Bütün insanların yanında ve de özellikle küreselleşmenin mimarı olan kıta Avrupası ve Kuzey Amerika’da var olmanın, itibar görmenin para, makam ve güce dayanması; faziletli ve fakat fakir olanın itibarsız olması meselenin felsefi ve ahlaki açıdan nasıl tefessüh ettiğini görmemiz için fevkalade önemli bir göstergedir.
Yukarıda sayılan meselelerin/sorunların çözümünde pek çok etken söz konusudur elbette. Ancak bizim konumuz öğretmen olduğu için meseleye bu açıdan bakıp birkaç kelam etmenin gerekli olduğunu düşünüyoruz.
Konfüçyüs’e (Confucius, Kong Fuzi) “yıkılmakta olan devleti düzeltmek için işe nerden başlarsın” diye sormuşlar. O da “isimleri düzelterek” diye cevap vermiş. Bu bağlamdan hareketle bir ülkenin durumunu düzeltmek veya güzelleştirmek istersek öğretmen kimdir sorusunun cevabını öğretmen isminden hareketle anlamaya ve anlatmaya çalışmak isabetli bir başlangıç olabilir.

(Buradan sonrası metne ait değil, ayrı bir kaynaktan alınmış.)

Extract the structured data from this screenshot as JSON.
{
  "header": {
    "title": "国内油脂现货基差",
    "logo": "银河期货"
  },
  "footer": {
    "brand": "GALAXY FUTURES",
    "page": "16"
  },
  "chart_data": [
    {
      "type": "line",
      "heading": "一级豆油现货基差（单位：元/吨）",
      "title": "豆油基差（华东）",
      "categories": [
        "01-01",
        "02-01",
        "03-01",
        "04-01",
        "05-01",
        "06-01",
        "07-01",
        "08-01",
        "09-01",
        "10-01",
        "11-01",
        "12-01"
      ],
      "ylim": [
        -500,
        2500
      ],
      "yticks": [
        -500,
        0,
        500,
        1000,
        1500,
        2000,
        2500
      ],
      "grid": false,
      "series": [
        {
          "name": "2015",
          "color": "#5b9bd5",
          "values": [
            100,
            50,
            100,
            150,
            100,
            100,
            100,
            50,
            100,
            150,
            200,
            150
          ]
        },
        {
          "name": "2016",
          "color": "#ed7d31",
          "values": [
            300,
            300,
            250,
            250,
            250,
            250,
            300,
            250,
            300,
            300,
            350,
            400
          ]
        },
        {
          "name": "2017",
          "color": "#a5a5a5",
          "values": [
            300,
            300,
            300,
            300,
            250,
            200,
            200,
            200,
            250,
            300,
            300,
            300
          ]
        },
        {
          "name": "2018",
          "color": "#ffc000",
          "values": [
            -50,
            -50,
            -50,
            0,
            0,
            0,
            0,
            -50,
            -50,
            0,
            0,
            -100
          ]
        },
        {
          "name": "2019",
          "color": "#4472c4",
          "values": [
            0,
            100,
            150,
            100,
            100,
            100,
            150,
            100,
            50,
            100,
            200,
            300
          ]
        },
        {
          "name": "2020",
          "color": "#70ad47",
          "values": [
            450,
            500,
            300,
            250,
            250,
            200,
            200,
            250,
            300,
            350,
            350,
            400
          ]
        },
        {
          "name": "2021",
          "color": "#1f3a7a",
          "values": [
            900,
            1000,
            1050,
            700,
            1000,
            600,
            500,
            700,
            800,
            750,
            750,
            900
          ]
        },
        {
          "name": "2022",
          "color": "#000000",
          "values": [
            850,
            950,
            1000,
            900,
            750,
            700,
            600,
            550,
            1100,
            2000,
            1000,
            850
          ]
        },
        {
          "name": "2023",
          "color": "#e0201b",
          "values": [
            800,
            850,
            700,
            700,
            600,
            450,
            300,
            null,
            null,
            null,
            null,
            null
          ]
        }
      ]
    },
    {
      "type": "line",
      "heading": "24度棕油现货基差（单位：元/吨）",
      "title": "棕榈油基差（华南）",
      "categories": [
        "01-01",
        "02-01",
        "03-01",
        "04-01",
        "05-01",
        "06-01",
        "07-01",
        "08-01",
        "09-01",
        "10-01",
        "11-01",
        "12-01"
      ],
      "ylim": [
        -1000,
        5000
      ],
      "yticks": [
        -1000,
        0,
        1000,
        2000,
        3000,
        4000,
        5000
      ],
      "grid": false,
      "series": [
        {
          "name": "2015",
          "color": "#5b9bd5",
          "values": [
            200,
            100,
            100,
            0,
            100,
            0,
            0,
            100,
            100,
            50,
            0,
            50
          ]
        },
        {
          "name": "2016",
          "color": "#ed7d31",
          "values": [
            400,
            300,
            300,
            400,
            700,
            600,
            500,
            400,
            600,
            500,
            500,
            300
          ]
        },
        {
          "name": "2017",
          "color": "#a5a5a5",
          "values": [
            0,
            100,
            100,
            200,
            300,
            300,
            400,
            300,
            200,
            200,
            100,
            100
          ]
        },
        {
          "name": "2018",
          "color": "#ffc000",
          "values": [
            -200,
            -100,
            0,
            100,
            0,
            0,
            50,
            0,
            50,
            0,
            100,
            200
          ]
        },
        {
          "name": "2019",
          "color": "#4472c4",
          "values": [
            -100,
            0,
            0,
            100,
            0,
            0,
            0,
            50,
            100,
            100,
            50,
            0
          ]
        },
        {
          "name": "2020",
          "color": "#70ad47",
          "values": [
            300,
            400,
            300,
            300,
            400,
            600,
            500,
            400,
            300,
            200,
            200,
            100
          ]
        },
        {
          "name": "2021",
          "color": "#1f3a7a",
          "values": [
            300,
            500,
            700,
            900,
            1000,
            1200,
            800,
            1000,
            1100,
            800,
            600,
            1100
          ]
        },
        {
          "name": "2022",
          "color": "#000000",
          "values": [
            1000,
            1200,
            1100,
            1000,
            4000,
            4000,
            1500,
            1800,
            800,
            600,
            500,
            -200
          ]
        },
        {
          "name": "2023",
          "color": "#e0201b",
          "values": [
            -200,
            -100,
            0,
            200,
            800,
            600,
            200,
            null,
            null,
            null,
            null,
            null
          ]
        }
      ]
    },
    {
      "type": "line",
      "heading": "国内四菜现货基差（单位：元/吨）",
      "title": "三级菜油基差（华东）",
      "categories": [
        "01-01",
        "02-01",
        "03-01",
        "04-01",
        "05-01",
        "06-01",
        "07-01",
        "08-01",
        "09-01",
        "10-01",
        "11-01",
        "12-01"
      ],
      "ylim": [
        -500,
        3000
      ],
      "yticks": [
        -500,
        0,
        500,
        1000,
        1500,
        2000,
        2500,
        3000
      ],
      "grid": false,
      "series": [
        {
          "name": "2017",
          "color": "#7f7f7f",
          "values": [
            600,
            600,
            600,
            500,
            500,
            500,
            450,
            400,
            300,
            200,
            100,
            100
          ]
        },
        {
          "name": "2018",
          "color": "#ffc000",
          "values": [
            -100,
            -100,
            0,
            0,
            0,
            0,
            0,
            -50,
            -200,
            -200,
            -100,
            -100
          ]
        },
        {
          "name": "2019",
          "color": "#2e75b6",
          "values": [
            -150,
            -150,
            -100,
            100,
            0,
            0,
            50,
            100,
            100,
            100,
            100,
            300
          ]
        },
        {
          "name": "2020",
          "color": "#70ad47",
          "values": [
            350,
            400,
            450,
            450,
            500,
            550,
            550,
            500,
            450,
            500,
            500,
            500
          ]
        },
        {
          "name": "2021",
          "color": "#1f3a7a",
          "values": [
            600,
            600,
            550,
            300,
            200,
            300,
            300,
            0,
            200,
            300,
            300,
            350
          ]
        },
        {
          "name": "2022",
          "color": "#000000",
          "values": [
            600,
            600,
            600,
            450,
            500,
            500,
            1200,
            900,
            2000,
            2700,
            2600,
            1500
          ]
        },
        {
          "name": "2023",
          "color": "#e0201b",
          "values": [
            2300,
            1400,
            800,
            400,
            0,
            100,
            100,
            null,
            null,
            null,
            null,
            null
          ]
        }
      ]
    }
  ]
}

Öğretmen kelimesini köken itibari ile inceleyecek olursak bin yıldan daha fazla bir zaman önce kullanılan ve “ök/öğ” kökünden türediğini görürüz. Ök/öğ kelimesi akıl, zihin, zekâ, vicdan, merhamet, koruyan, kollayan, yol gösteren ve şaşırmayan akıl anlamlarındadır. Bu durumda öğretmen de akıllı, zeki, vicdanlı, merhametli, koruyup kollayan, ve şaşırmayan akıl sahibi meslek erbabı anlamındadır. Nitekim günümüzde “ök” kelimesinden türemiş ve hâlâ kullanılan öksüz kelimesi de , aklı, zekası, vicdanı, merhamet edeni, koruyup kollayanı kalmamış insan anlamında annesi ölmüşler için çok isabetli bir şekilde kullanılmaktadır.
Öğretmenlerin isminin anlamına göre görev yapabilmesi için, buna göre donanımlı olmaları, böyle yetişmeleri gerekir. Bunun içinde evvela hedef, amaç ve ideallerini bilmeleri ve sonra da görev yetki ve sorumluluklarının farkında olmaları gerekir.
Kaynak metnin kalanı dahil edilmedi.